One of the great disconnects in psychiatry today is that we quantify outcomes in research, but we rarely quantify outcomes in the therapeutic arena. And it’s been shown beyond any shadow of a doubt that when we quantify, we sharpen the focus in the clinical arena it means better outcomes for patients. So it behooves us to do that. That is to really measure those symptoms. So in that context, it’s important for us to know well what are the goals? What are the therapeutic goals quantitatively, measurably in psychiatry, specifically in mood disorders.

And this is a I would say probably work in progress. And our group has recently reviewed this area looking at a host of definitions that have been proposed for both major depression and bipolar disorder. And although there is no universal agreement as to what defines remission, how it should be operationalized, there is an emerging consensus that fewer symptoms clearly is better than more. And that a cut score on some metric, some depression metric, whether it be the Hamilton Depression metric, the lengthier or more recently, the shorter versions, or for example the MADRAS, which is a well-known depression metric has been put forth as a reasonable starting point, a threshold definition for remission.
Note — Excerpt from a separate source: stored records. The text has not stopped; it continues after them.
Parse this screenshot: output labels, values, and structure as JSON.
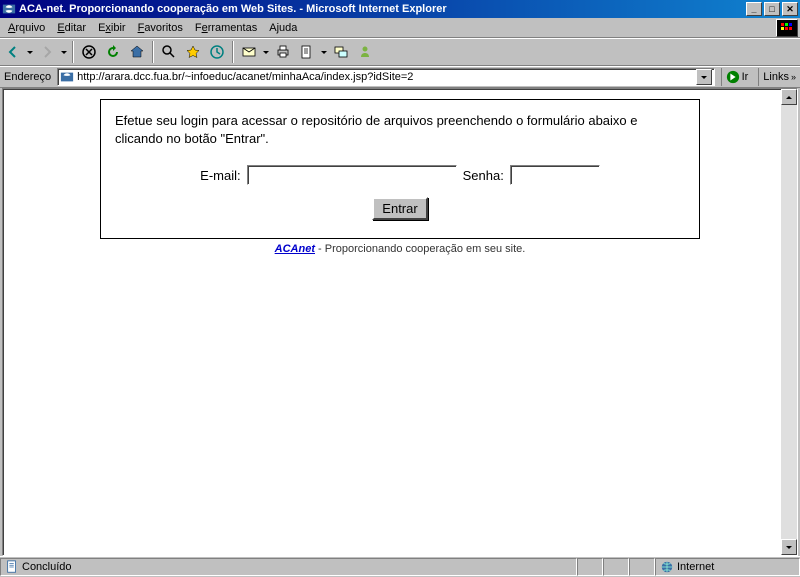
{
  "window": {
    "title": "ACA-net. Proporcionando cooperação em Web Sites. - Microsoft Internet Explorer"
  },
  "menu": {
    "items": [
      "Arquivo",
      "Editar",
      "Exibir",
      "Favoritos",
      "Ferramentas",
      "Ajuda"
    ]
  },
  "address": {
    "label": "Endereço",
    "url": "http://arara.dcc.fua.br/~infoeduc/acanet/minhaAca/index.jsp?idSite=2",
    "go": "Ir",
    "links": "Links"
  },
  "login": {
    "intro": "Efetue seu login para acessar o repositório de arquivos preenchendo o formulário abaixo e clicando no botão \"Entrar\".",
    "email_label": "E-mail:",
    "senha_label": "Senha:",
    "submit": "Entrar",
    "email_value": "",
    "senha_value": ""
  },
  "footer": {
    "brand": "ACAnet",
    "tagline": " - Proporcionando cooperação em seu site."
  },
  "status": {
    "text": "Concluído",
    "zone": "Internet"
  }
}
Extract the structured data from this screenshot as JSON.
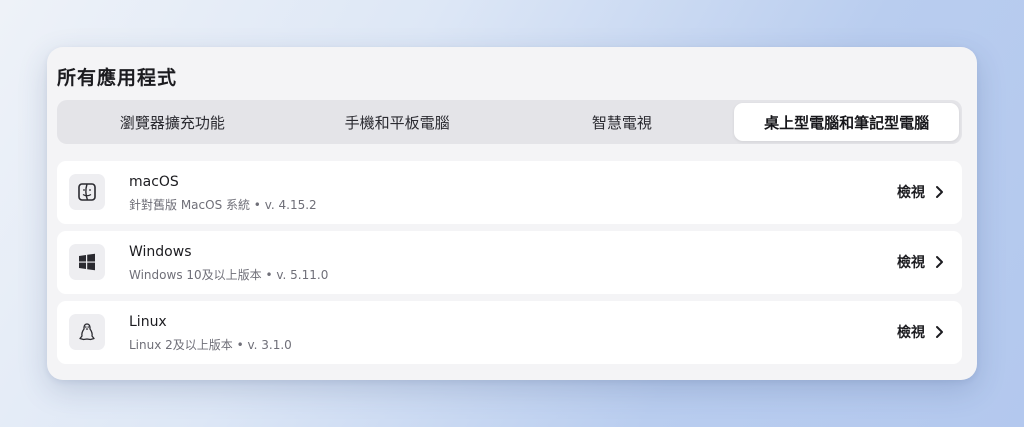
{
  "panel": {
    "title": "所有應用程式"
  },
  "tabs": [
    {
      "label": "瀏覽器擴充功能",
      "active": false
    },
    {
      "label": "手機和平板電腦",
      "active": false
    },
    {
      "label": "智慧電視",
      "active": false
    },
    {
      "label": "桌上型電腦和筆記型電腦",
      "active": true
    }
  ],
  "apps": [
    {
      "name": "macOS",
      "subtitle": "針對舊版 MacOS 系統 • v. 4.15.2",
      "icon": "finder-icon",
      "action": "檢視"
    },
    {
      "name": "Windows",
      "subtitle": "Windows 10及以上版本 • v. 5.11.0",
      "icon": "windows-icon",
      "action": "檢視"
    },
    {
      "name": "Linux",
      "subtitle": "Linux 2及以上版本 • v. 3.1.0",
      "icon": "linux-tux-icon",
      "action": "檢視"
    }
  ]
}
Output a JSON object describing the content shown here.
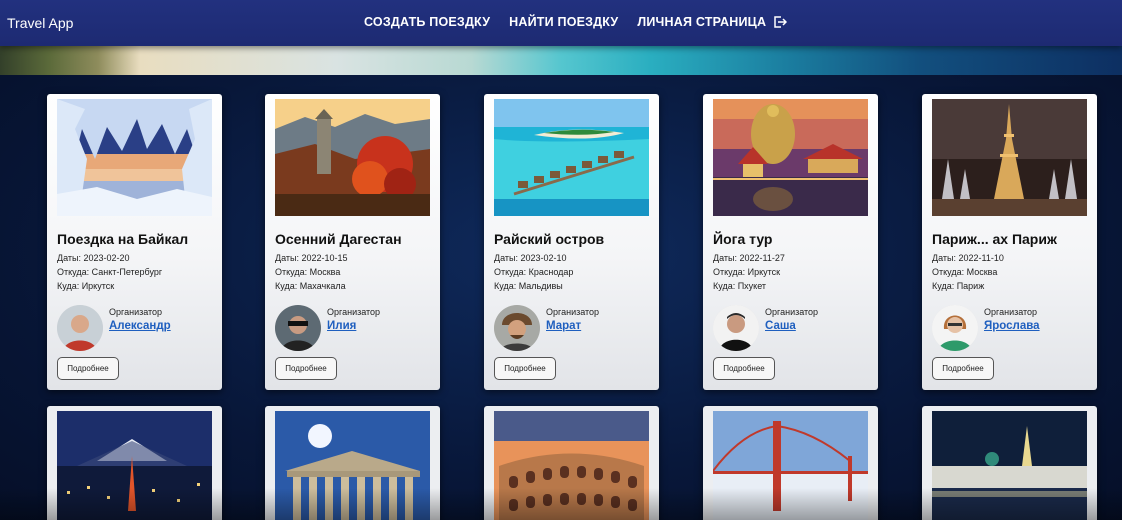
{
  "header": {
    "brand": "Travel App",
    "nav": [
      {
        "label": "СОЗДАТЬ ПОЕЗДКУ"
      },
      {
        "label": "НАЙТИ ПОЕЗДКУ"
      },
      {
        "label": "ЛИЧНАЯ СТРАНИЦА"
      }
    ],
    "logout_icon": "logout-icon"
  },
  "trips": [
    {
      "title": "Поездка на Байкал",
      "dates": "Даты: 2023-02-20",
      "from": "Откуда: Санкт-Петербург",
      "to": "Куда: Иркутск",
      "organizer_label": "Организатор",
      "organizer": "Александр",
      "button": "Подробнее",
      "image": "baikal-ice-cave"
    },
    {
      "title": "Осенний Дагестан",
      "dates": "Даты: 2022-10-15",
      "from": "Откуда: Москва",
      "to": "Куда: Махачкала",
      "organizer_label": "Организатор",
      "organizer": "Илия",
      "button": "Подробнее",
      "image": "dagestan-autumn-tower"
    },
    {
      "title": "Райский остров",
      "dates": "Даты: 2023-02-10",
      "from": "Откуда: Краснодар",
      "to": "Куда: Мальдивы",
      "organizer_label": "Организатор",
      "organizer": "Марат",
      "button": "Подробнее",
      "image": "maldives-water-villas"
    },
    {
      "title": "Йога тур",
      "dates": "Даты: 2022-11-27",
      "from": "Откуда: Иркутск",
      "to": "Куда: Пхукет",
      "organizer_label": "Организатор",
      "organizer": "Саша",
      "button": "Подробнее",
      "image": "thai-temple-statue"
    },
    {
      "title": "Париж... ах Париж",
      "dates": "Даты: 2022-11-10",
      "from": "Откуда: Москва",
      "to": "Куда: Париж",
      "organizer_label": "Организатор",
      "organizer": "Ярослава",
      "button": "Подробнее",
      "image": "eiffel-tower-night"
    }
  ],
  "second_row_images": [
    "tokyo-fuji-night",
    "parthenon",
    "colosseum",
    "golden-gate-bridge",
    "kazan-kremlin-night"
  ],
  "colors": {
    "header": "#1f2c75",
    "link": "#1f5fbf",
    "background": "#0a1a3c"
  }
}
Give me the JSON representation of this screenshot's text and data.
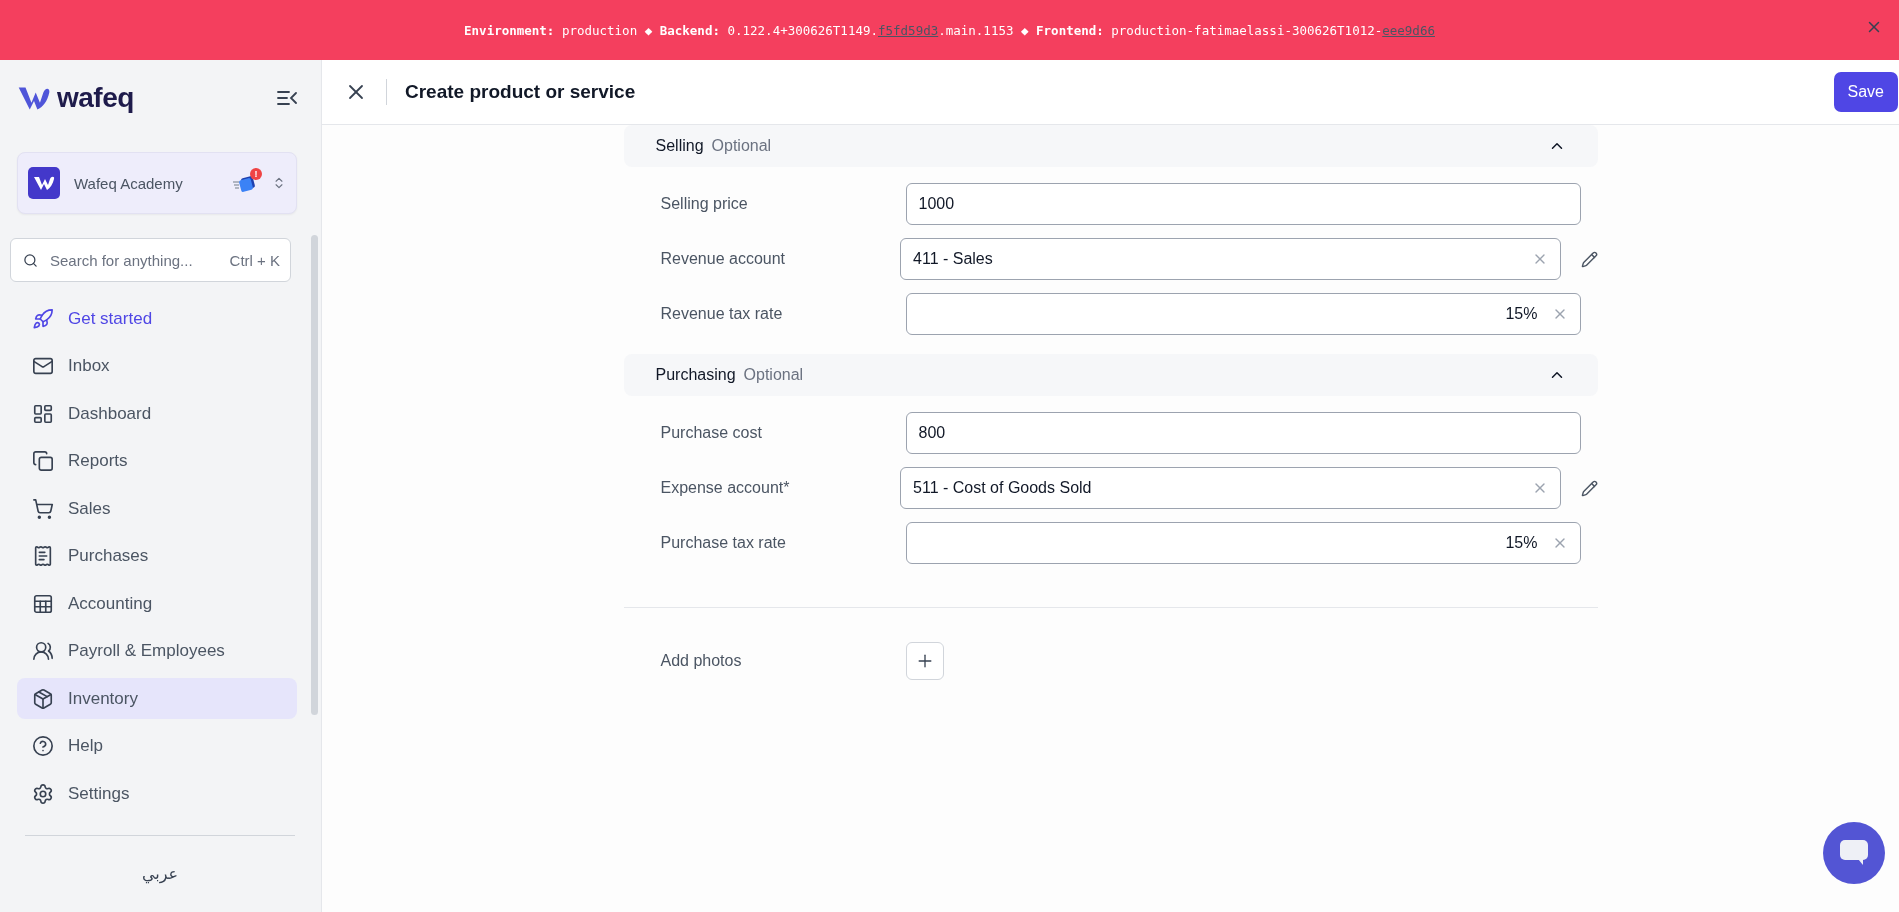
{
  "banner": {
    "parts": [
      {
        "kind": "text",
        "text": "**Environment:** production ◆ **Backend:** 0.122.4+300626T1149."
      },
      {
        "kind": "link",
        "text": "f5fd59d3"
      },
      {
        "kind": "text",
        "text": ".main.1153 ◆ **Frontend:** production-fatimaelassi-300626T1012-"
      },
      {
        "kind": "link",
        "text": "eee9d66"
      }
    ]
  },
  "sidebar": {
    "logo": "wafeq",
    "organization": {
      "name": "Wafeq Academy",
      "badge": "!"
    },
    "search": {
      "placeholder": "Search for anything...",
      "shortcut": "Ctrl + K"
    },
    "items": [
      {
        "kind": "rocket",
        "label": "Get started",
        "accent": true,
        "selected": false
      },
      {
        "kind": "inbox",
        "label": "Inbox",
        "accent": false,
        "selected": false
      },
      {
        "kind": "dashboard",
        "label": "Dashboard",
        "accent": false,
        "selected": false
      },
      {
        "kind": "reports",
        "label": "Reports",
        "accent": false,
        "selected": false
      },
      {
        "kind": "cart",
        "label": "Sales",
        "accent": false,
        "selected": false
      },
      {
        "kind": "receipt",
        "label": "Purchases",
        "accent": false,
        "selected": false
      },
      {
        "kind": "ledger",
        "label": "Accounting",
        "accent": false,
        "selected": false
      },
      {
        "kind": "people",
        "label": "Payroll & Employees",
        "accent": false,
        "selected": false
      },
      {
        "kind": "box",
        "label": "Inventory",
        "accent": false,
        "selected": true
      }
    ],
    "footer_items": [
      {
        "kind": "help",
        "label": "Help"
      },
      {
        "kind": "settings",
        "label": "Settings"
      }
    ],
    "language": "عربي"
  },
  "header": {
    "title": "Create product or service",
    "save": "Save"
  },
  "sections": [
    {
      "title": "Selling",
      "tag": "Optional",
      "expanded": true,
      "fields": [
        {
          "kind": "input",
          "label": "Selling price",
          "value": "1000",
          "editable": false
        },
        {
          "kind": "select",
          "label": "Revenue account",
          "value": "411 - Sales",
          "editable": true
        },
        {
          "kind": "rate",
          "label": "Revenue tax rate",
          "value": "15%",
          "editable": false
        }
      ]
    },
    {
      "title": "Purchasing",
      "tag": "Optional",
      "expanded": true,
      "fields": [
        {
          "kind": "input",
          "label": "Purchase cost",
          "value": "800",
          "editable": false
        },
        {
          "kind": "select",
          "label": "Expense account*",
          "value": "511 - Cost of Goods Sold",
          "editable": true
        },
        {
          "kind": "rate",
          "label": "Purchase tax rate",
          "value": "15%",
          "editable": false
        }
      ]
    }
  ],
  "photos": {
    "label": "Add photos"
  }
}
In addition, what has been developing over the past several years has been an attempt to define remission in bipolar. And I think defining remission in bipolar really has complexities to it that are unique to this disorder when compared to depression insofar as bipolar disorder is a condition where symptoms can be either depressed or manic. So there’s different dimensions to this illness and so any definition for remission would need to take that into consideration.

So I think that the guiding principle of these efforts is for us as clinicians to measure patient outcomes, to improve overall patient care but from a research perspective what actually constitutes symptomatic abatement, symptomatic elimination.

I think a fascinating research question also which is related, does the absence of symptoms as defined by some cut score in a depression metric or a manic metric, does that translate into the absence of disease activity? So in other words, the patient no longer has chest pains so to speak, but are their arteries still clogged? The patient no longer has depressive symptoms, but is there still underlying pathology? I think this is really our challenge for the next several years in research and also clinical arenas.